岐阜県関市にある「関鍛冶伝承館」では、毎年11月8日に刃物供養祭を開催しています。関市と言えば、作刀における優れた5つの伝法「五箇伝」(ごかでん)のひとつ、「美濃伝」(みのでん)の発祥地として名高い「刃物のまち」です。
11月8日は、「良い刃」(いいは)の語呂合わせと、全国の鍛冶屋などで「鞴祭り」を行ってきた日であることから、1996年(平成8年)4月に「刃物の日」として、「日本記念日協会」に登録されました。
なお「ふいご」とは、刀工や鍛冶師などが金属を鍛錬する際に用いる送風装置のことを言います。関鍛冶伝承館で開催される刃物供養祭では、長年大切に使われてきた包丁などの刃物に感謝の気持ちを込めて、手厚い供養が行われているのです。
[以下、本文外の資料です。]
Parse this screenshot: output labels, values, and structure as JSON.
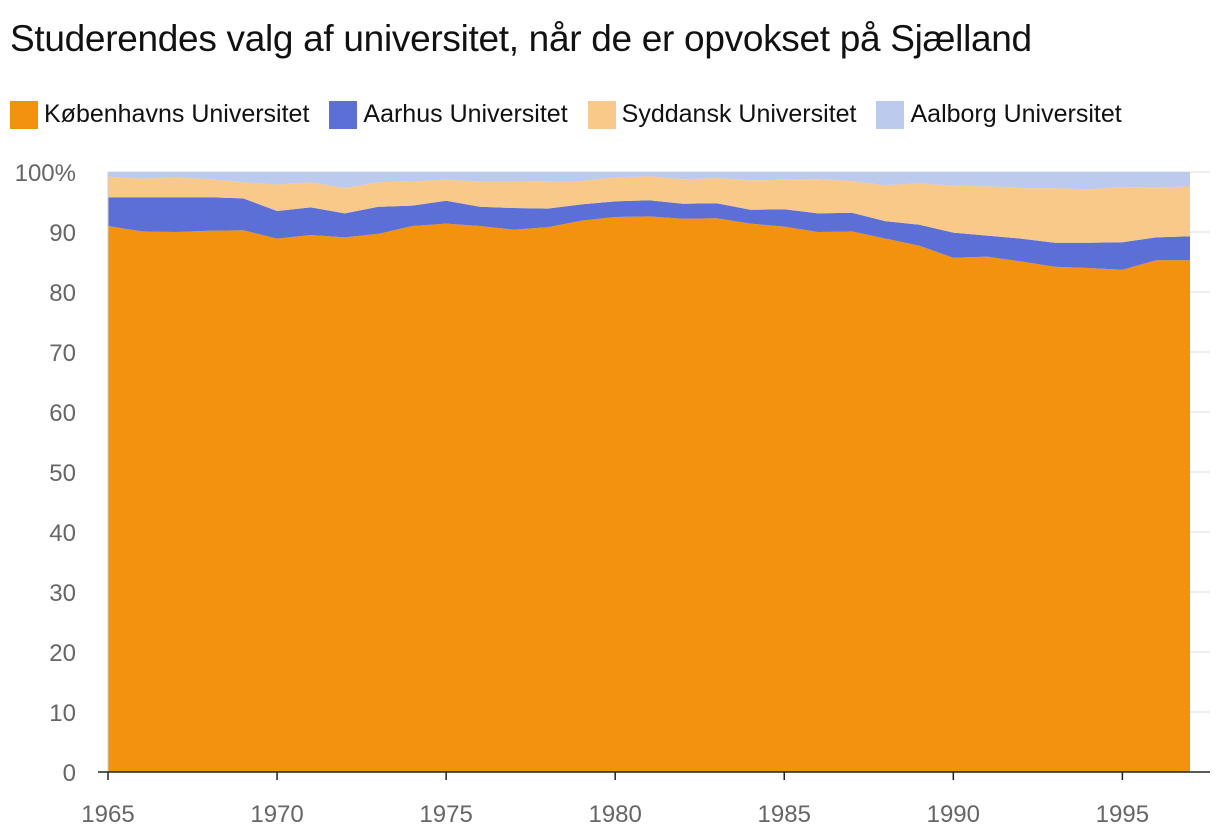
{
  "chart_data": {
    "type": "area",
    "stacked": true,
    "title": "Studerendes valg af universitet, når de er opvokset på Sjælland",
    "xlabel": "",
    "ylabel": "",
    "x": [
      1965,
      1966,
      1967,
      1968,
      1969,
      1970,
      1971,
      1972,
      1973,
      1974,
      1975,
      1976,
      1977,
      1978,
      1979,
      1980,
      1981,
      1982,
      1983,
      1984,
      1985,
      1986,
      1987,
      1988,
      1989,
      1990,
      1991,
      1992,
      1993,
      1994,
      1995,
      1996,
      1997
    ],
    "xlim": [
      1965,
      1997
    ],
    "ylim": [
      0,
      100
    ],
    "x_ticks": [
      "1965",
      "1970",
      "1975",
      "1980",
      "1985",
      "1990",
      "1995"
    ],
    "y_ticks": [
      "0",
      "10",
      "20",
      "30",
      "40",
      "50",
      "60",
      "70",
      "80",
      "90",
      "100%"
    ],
    "grid": "horizontal",
    "legend_position": "top-left",
    "series": [
      {
        "name": "Københavns Universitet",
        "color": "#f2920e",
        "values": [
          91.0,
          90.1,
          90.0,
          90.2,
          90.3,
          88.9,
          89.5,
          89.1,
          89.7,
          91.0,
          91.4,
          91.0,
          90.4,
          90.8,
          91.9,
          92.5,
          92.6,
          92.2,
          92.3,
          91.4,
          90.9,
          90.0,
          90.1,
          88.9,
          87.7,
          85.7,
          85.9,
          85.1,
          84.2,
          84.0,
          83.7,
          85.3,
          85.3
        ]
      },
      {
        "name": "Aarhus Universitet",
        "color": "#5b6fd6",
        "values": [
          4.8,
          5.7,
          5.8,
          5.6,
          5.3,
          4.6,
          4.6,
          4.0,
          4.5,
          3.4,
          3.8,
          3.2,
          3.6,
          3.1,
          2.7,
          2.6,
          2.7,
          2.5,
          2.5,
          2.3,
          2.9,
          3.1,
          3.1,
          2.9,
          3.5,
          4.2,
          3.5,
          3.8,
          4.0,
          4.2,
          4.6,
          3.8,
          4.0
        ]
      },
      {
        "name": "Syddansk Universitet",
        "color": "#f9c98a",
        "values": [
          3.4,
          3.1,
          3.3,
          3.0,
          2.7,
          4.4,
          4.2,
          4.2,
          4.1,
          4.0,
          3.5,
          4.2,
          4.4,
          4.6,
          3.9,
          4.0,
          4.0,
          4.1,
          4.2,
          4.9,
          4.9,
          5.7,
          5.3,
          6.0,
          6.9,
          7.8,
          8.2,
          8.4,
          9.1,
          8.9,
          9.2,
          8.3,
          8.3
        ]
      },
      {
        "name": "Aalborg Universitet",
        "color": "#bccaee",
        "values": [
          0.8,
          1.1,
          0.9,
          1.2,
          1.7,
          2.1,
          1.7,
          2.7,
          1.7,
          1.6,
          1.3,
          1.6,
          1.6,
          1.5,
          1.5,
          0.9,
          0.7,
          1.2,
          1.0,
          1.4,
          1.3,
          1.2,
          1.5,
          2.2,
          1.9,
          2.3,
          2.4,
          2.7,
          2.7,
          2.9,
          2.5,
          2.6,
          2.4
        ]
      }
    ]
  }
}
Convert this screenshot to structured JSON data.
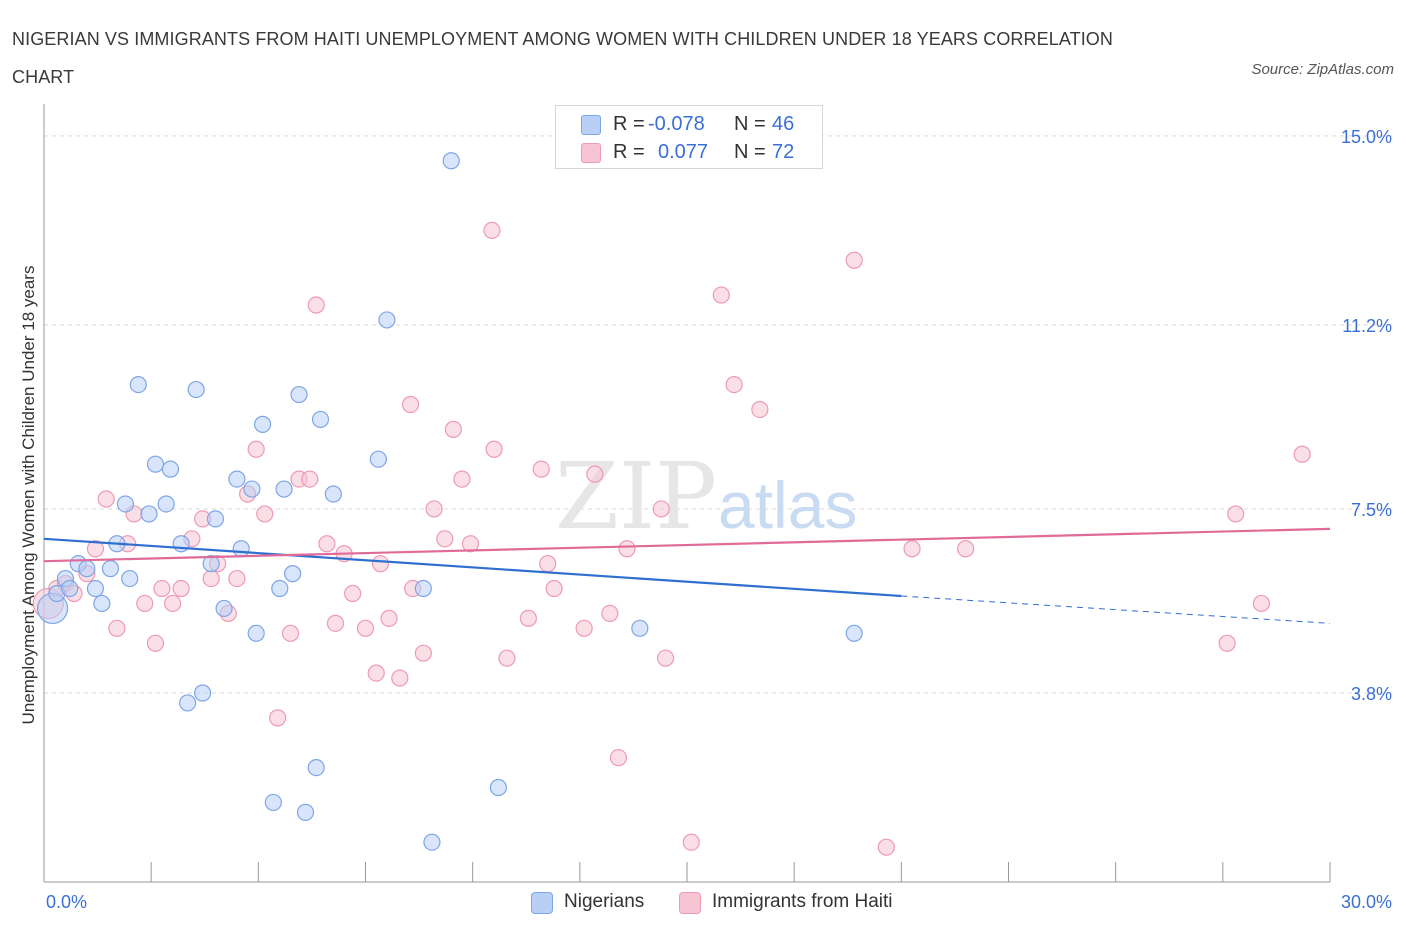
{
  "header": {
    "title": "NIGERIAN VS IMMIGRANTS FROM HAITI UNEMPLOYMENT AMONG WOMEN WITH CHILDREN UNDER 18 YEARS CORRELATION CHART",
    "source": "Source: ZipAtlas.com"
  },
  "watermark": {
    "zip": "ZIP",
    "atlas": "atlas"
  },
  "legend": {
    "rows": [
      {
        "r_label": "R =",
        "r_value": "-0.078",
        "n_label": "N =",
        "n_value": "46"
      },
      {
        "r_label": "R =",
        "r_value": "0.077",
        "n_label": "N =",
        "n_value": "72"
      }
    ]
  },
  "bottom_legend": {
    "series1": "Nigerians",
    "series2": "Immigrants from Haiti"
  },
  "colors": {
    "nigerians_fill": "#b8d0f5",
    "nigerians_stroke": "#7ea6e6",
    "nigerians_line": "#2f6fd0",
    "haiti_fill": "#f7c4d4",
    "haiti_stroke": "#ee9ab5",
    "haiti_line": "#e06b98",
    "tick_label": "#3b6fd8",
    "grid": "#d9d9d9"
  },
  "chart_data": {
    "type": "scatter",
    "title": "NIGERIAN VS IMMIGRANTS FROM HAITI UNEMPLOYMENT AMONG WOMEN WITH CHILDREN UNDER 18 YEARS CORRELATION CHART",
    "xlabel": "",
    "ylabel": "Unemployment Among Women with Children Under 18 years",
    "xlim": [
      0,
      30
    ],
    "ylim": [
      0,
      15.4
    ],
    "x_tick_labels": [
      "0.0%",
      "30.0%"
    ],
    "y_ticks": [
      3.8,
      7.5,
      11.2,
      15.0
    ],
    "y_tick_labels": [
      "3.8%",
      "7.5%",
      "11.2%",
      "15.0%"
    ],
    "grid": true,
    "legend_position": "bottom",
    "series": [
      {
        "name": "Nigerians",
        "trend": {
          "x": [
            0,
            20
          ],
          "y": [
            6.9,
            5.75
          ],
          "dashed_to": [
            30,
            5.2
          ]
        },
        "points": [
          {
            "x": 0.2,
            "y": 5.5,
            "big": true
          },
          {
            "x": 0.5,
            "y": 6.1
          },
          {
            "x": 0.3,
            "y": 5.8
          },
          {
            "x": 0.6,
            "y": 5.9
          },
          {
            "x": 0.8,
            "y": 6.4
          },
          {
            "x": 1.0,
            "y": 6.3
          },
          {
            "x": 1.2,
            "y": 5.9
          },
          {
            "x": 1.35,
            "y": 5.6
          },
          {
            "x": 1.7,
            "y": 6.8
          },
          {
            "x": 1.55,
            "y": 6.3
          },
          {
            "x": 2.0,
            "y": 6.1
          },
          {
            "x": 1.9,
            "y": 7.6
          },
          {
            "x": 2.2,
            "y": 10.0
          },
          {
            "x": 2.45,
            "y": 7.4
          },
          {
            "x": 2.6,
            "y": 8.4
          },
          {
            "x": 2.85,
            "y": 7.6
          },
          {
            "x": 2.95,
            "y": 8.3
          },
          {
            "x": 3.2,
            "y": 6.8
          },
          {
            "x": 3.35,
            "y": 3.6
          },
          {
            "x": 3.55,
            "y": 9.9
          },
          {
            "x": 3.7,
            "y": 3.8
          },
          {
            "x": 3.9,
            "y": 6.4
          },
          {
            "x": 4.0,
            "y": 7.3
          },
          {
            "x": 4.2,
            "y": 5.5
          },
          {
            "x": 4.5,
            "y": 8.1
          },
          {
            "x": 4.6,
            "y": 6.7
          },
          {
            "x": 4.85,
            "y": 7.9
          },
          {
            "x": 4.95,
            "y": 5.0
          },
          {
            "x": 5.1,
            "y": 9.2
          },
          {
            "x": 5.35,
            "y": 1.6
          },
          {
            "x": 5.5,
            "y": 5.9
          },
          {
            "x": 5.6,
            "y": 7.9
          },
          {
            "x": 5.8,
            "y": 6.2
          },
          {
            "x": 5.95,
            "y": 9.8
          },
          {
            "x": 6.1,
            "y": 1.4
          },
          {
            "x": 6.35,
            "y": 2.3
          },
          {
            "x": 6.45,
            "y": 9.3
          },
          {
            "x": 6.75,
            "y": 7.8
          },
          {
            "x": 7.8,
            "y": 8.5
          },
          {
            "x": 8.0,
            "y": 11.3
          },
          {
            "x": 8.85,
            "y": 5.9
          },
          {
            "x": 9.05,
            "y": 0.8
          },
          {
            "x": 9.5,
            "y": 14.5
          },
          {
            "x": 10.6,
            "y": 1.9
          },
          {
            "x": 13.9,
            "y": 5.1
          },
          {
            "x": 18.9,
            "y": 5.0
          }
        ]
      },
      {
        "name": "Immigrants from Haiti",
        "trend": {
          "x": [
            0,
            30
          ],
          "y": [
            6.45,
            7.1
          ]
        },
        "points": [
          {
            "x": 0.1,
            "y": 5.6,
            "big": true
          },
          {
            "x": 0.3,
            "y": 5.9
          },
          {
            "x": 0.5,
            "y": 6.0
          },
          {
            "x": 0.7,
            "y": 5.8
          },
          {
            "x": 1.0,
            "y": 6.2
          },
          {
            "x": 1.2,
            "y": 6.7
          },
          {
            "x": 1.45,
            "y": 7.7
          },
          {
            "x": 1.7,
            "y": 5.1
          },
          {
            "x": 1.95,
            "y": 6.8
          },
          {
            "x": 2.1,
            "y": 7.4
          },
          {
            "x": 2.35,
            "y": 5.6
          },
          {
            "x": 2.6,
            "y": 4.8
          },
          {
            "x": 2.75,
            "y": 5.9
          },
          {
            "x": 3.0,
            "y": 5.6
          },
          {
            "x": 3.2,
            "y": 5.9
          },
          {
            "x": 3.45,
            "y": 6.9
          },
          {
            "x": 3.7,
            "y": 7.3
          },
          {
            "x": 3.9,
            "y": 6.1
          },
          {
            "x": 4.05,
            "y": 6.4
          },
          {
            "x": 4.3,
            "y": 5.4
          },
          {
            "x": 4.5,
            "y": 6.1
          },
          {
            "x": 4.75,
            "y": 7.8
          },
          {
            "x": 4.95,
            "y": 8.7
          },
          {
            "x": 5.15,
            "y": 7.4
          },
          {
            "x": 5.45,
            "y": 3.3
          },
          {
            "x": 5.75,
            "y": 5.0
          },
          {
            "x": 5.95,
            "y": 8.1
          },
          {
            "x": 6.2,
            "y": 8.1
          },
          {
            "x": 6.35,
            "y": 11.6
          },
          {
            "x": 6.6,
            "y": 6.8
          },
          {
            "x": 6.8,
            "y": 5.2
          },
          {
            "x": 7.0,
            "y": 6.6
          },
          {
            "x": 7.2,
            "y": 5.8
          },
          {
            "x": 7.5,
            "y": 5.1
          },
          {
            "x": 7.75,
            "y": 4.2
          },
          {
            "x": 7.85,
            "y": 6.4
          },
          {
            "x": 8.05,
            "y": 5.3
          },
          {
            "x": 8.3,
            "y": 4.1
          },
          {
            "x": 8.55,
            "y": 9.6
          },
          {
            "x": 8.6,
            "y": 5.9
          },
          {
            "x": 8.85,
            "y": 4.6
          },
          {
            "x": 9.1,
            "y": 7.5
          },
          {
            "x": 9.35,
            "y": 6.9
          },
          {
            "x": 9.55,
            "y": 9.1
          },
          {
            "x": 9.75,
            "y": 8.1
          },
          {
            "x": 9.95,
            "y": 6.8
          },
          {
            "x": 10.45,
            "y": 13.1
          },
          {
            "x": 10.5,
            "y": 8.7
          },
          {
            "x": 10.8,
            "y": 4.5
          },
          {
            "x": 11.3,
            "y": 5.3
          },
          {
            "x": 11.6,
            "y": 8.3
          },
          {
            "x": 11.75,
            "y": 6.4
          },
          {
            "x": 11.9,
            "y": 5.9
          },
          {
            "x": 12.6,
            "y": 5.1
          },
          {
            "x": 12.85,
            "y": 8.2
          },
          {
            "x": 13.2,
            "y": 5.4
          },
          {
            "x": 13.4,
            "y": 2.5
          },
          {
            "x": 13.6,
            "y": 6.7
          },
          {
            "x": 14.4,
            "y": 7.5
          },
          {
            "x": 14.5,
            "y": 4.5
          },
          {
            "x": 15.1,
            "y": 0.8
          },
          {
            "x": 15.8,
            "y": 11.8
          },
          {
            "x": 16.1,
            "y": 10.0
          },
          {
            "x": 16.7,
            "y": 9.5
          },
          {
            "x": 18.9,
            "y": 12.5
          },
          {
            "x": 19.65,
            "y": 0.7
          },
          {
            "x": 20.25,
            "y": 6.7
          },
          {
            "x": 21.5,
            "y": 6.7
          },
          {
            "x": 27.6,
            "y": 4.8
          },
          {
            "x": 27.8,
            "y": 7.4
          },
          {
            "x": 28.4,
            "y": 5.6
          },
          {
            "x": 29.35,
            "y": 8.6
          }
        ]
      }
    ]
  }
}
刃物供養祭で包丁などの刃物を供養してもらうには直接持参する方法の他に、関鍛冶伝承館を始めとする、関市内の市役所などの施設に設置された回収ボックスに入れて収集してもらう方法があります。この刃物回収ボックスは関市以外にも全国で設置されており、そこで集められた不用な刃物もまた、同祭で供養してもらえるのです。
刃物供養祭のあとは、再び刃物や金属として使えるように、リサイクルやリユースを実施しています。遠方であるために刃物供養祭へ直接行くことが難しい場合は、郵送などでも受け付けてくれるので、一度検討してみるのも良いかもしれません。